U.S. Pat. No. 3,861,348, issued Jan. 21, 1975 to J. C. Beierle shows a control arm directly attached to a trolling motor.
U.S. Pat. No. 4,604,066, issued Aug. 5, 1986 to C. R. Davatz shows a mechanical hand control assembly meant to be attached to a specific foot control pedal.
U.S. Pat. No. 4,698,032, issued Oct. 6, 1987 to D. A. Hill shows a telescoping control arm directly attached to a trolling motor.
U.S. Pat. No. 5,052,325, issued Oct. 1, 1991 to M. Rhines shows a chair mounted controller for a trolling motor.
Japanese Pat. No. 62-289499, issued Dec. 16, 1987 to T. Hosoya shows a trolling motor with a control handle.
None of the above inventions and patents, taken either singly or in combination, is seen to describe the instant invention as claimed.
It is desirable when fishing to have continual access to the trolling motor controller at the station from which one fishes. It is important that the controller not interfere with the operator's balance in the boat nor interfere with the fishing apparatus. As discussed above controllers with arms which attach directly to the motor have been developed. However, these type of devices require that the fisherman maintain a close proximity to the motor mount. These devices also require the arm to be horizontally rotated to steer the motor. This rotation can cause the control arm to be in an inaccessible or inconvenient position at times. Also developed to overcome some of these disadvantages are remote control devices which are operated by the operator's foot.
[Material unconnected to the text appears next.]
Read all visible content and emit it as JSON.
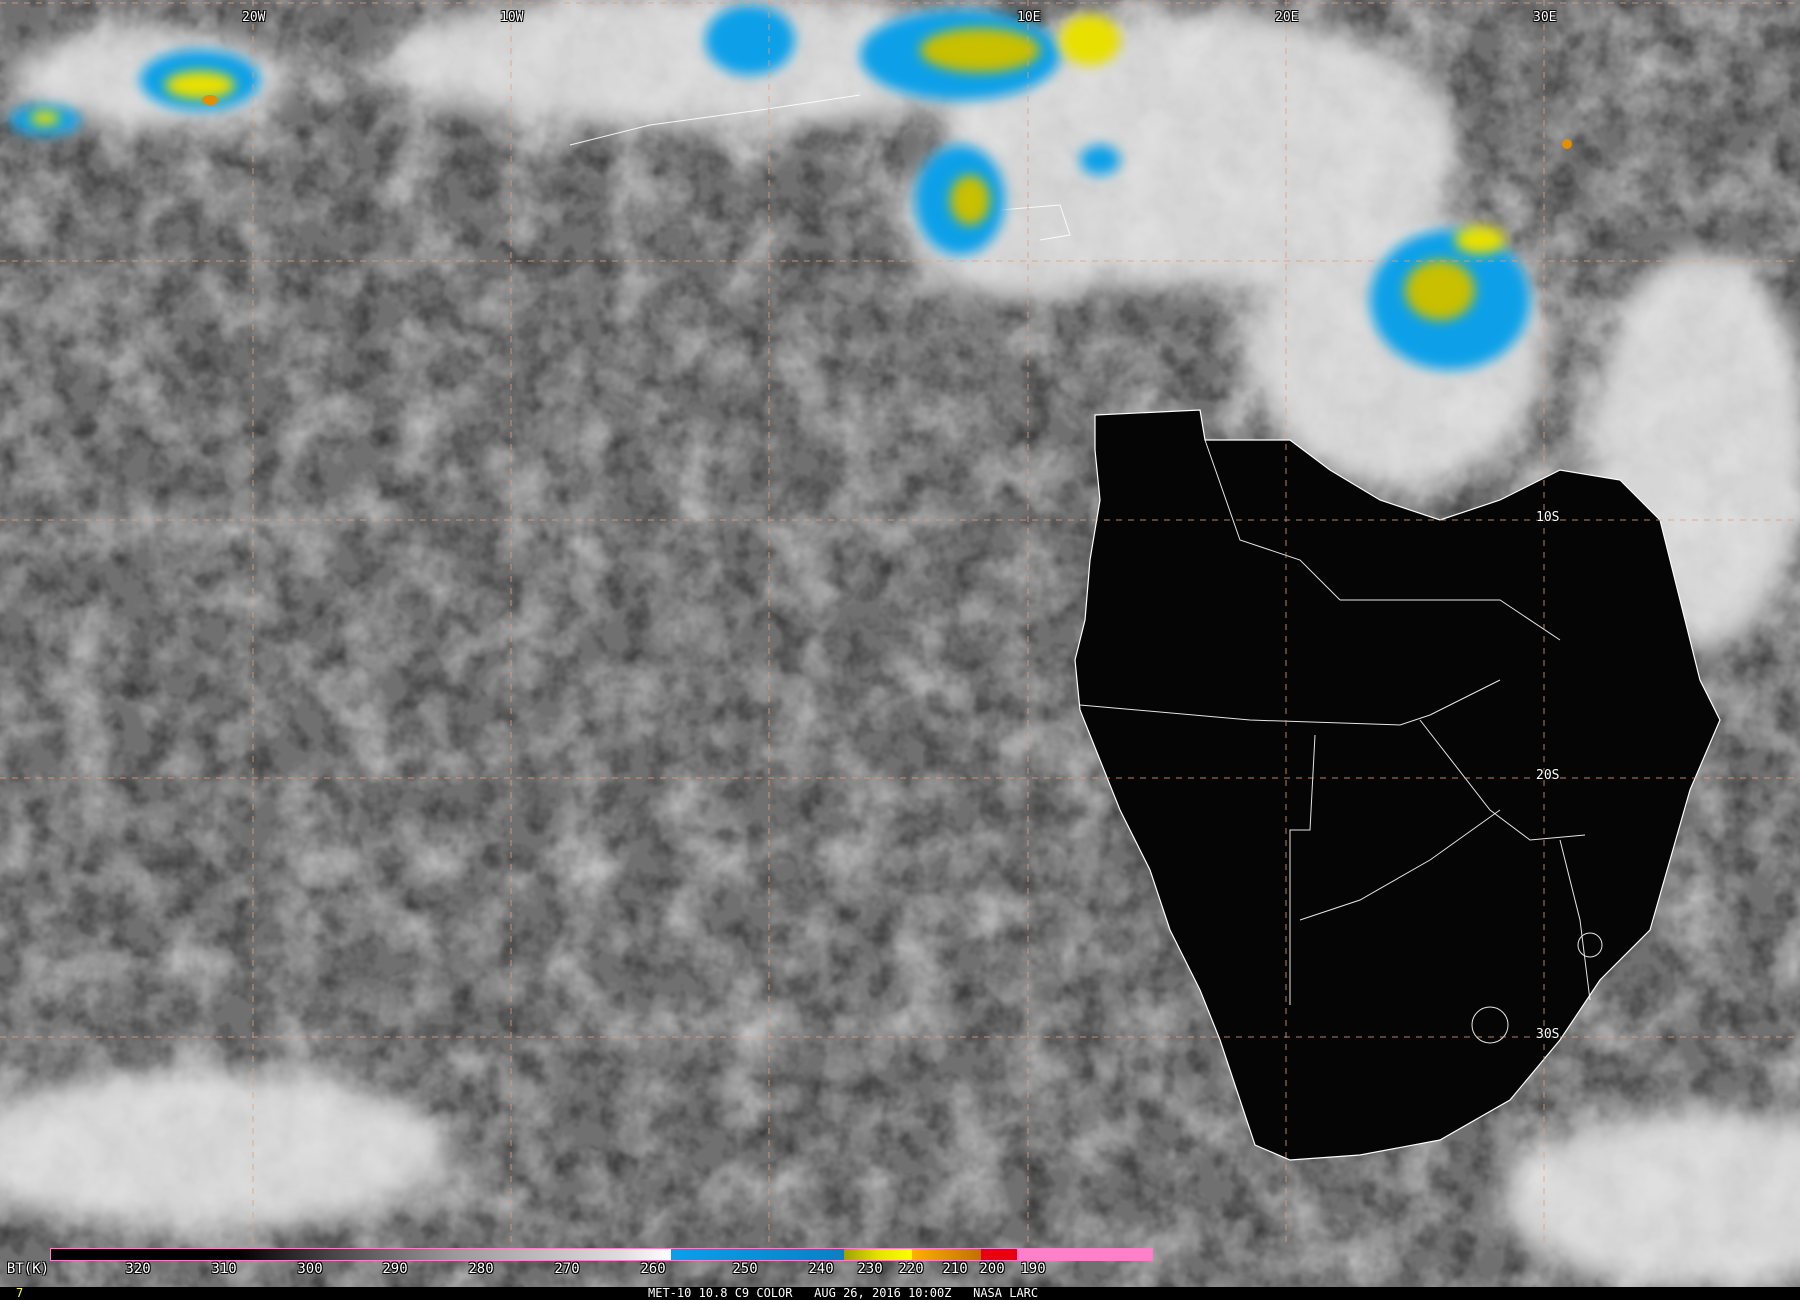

These foot controllers also have disadvantages in certain boats and conditions. These controllers require that an operator control the vessel with a foot which precludes maintaining a solid stance in the vessel usually at times when sure footing is most needed, such as when accelerating or turning the vessel.
The present invention is a hand control station which allows the operator to maintain a solid stance in the vessel while controlling a trolling motor. The hand control station includes a telescoping shaft connected at one end to a base through an adjustable cog clamp. At the other end is a hand grip including a speed control knob and a power switch. The shaft is connected to the motor's steering cable through the base so one may steer the vessel by pushing or pulling on the shaft. This configuration allows the base to be located anywhere on the vessel and allows the handgrip to be conveniently positioned anywhere around the base for continual access. This arrangement allows an operator to have both feet firmly planted on deck and may also help maintain the operator's balance, as the controller is grasped in the hand when used to remotely control the operation of a trolling motor. These characteristics sharply reduce the chance of the operator being thrown overboard.
Accordingly, it is a principal object of the present invention to provide a convenient remote hand control station for electric trolling motors.
It is another object of the invention to provide a remote hand control station that will assist and will not interfere with an operators balance.
It is a further object of the invention to provide a remote hand control station that is totally adjustable such that it may be located at any convenient location around the operator.
It is an object of the invention to provide improved elements and arrangements thereof in an apparatus for the purposes described which is inexpensive, dependable and fully effective in accomplishing its intended purposes.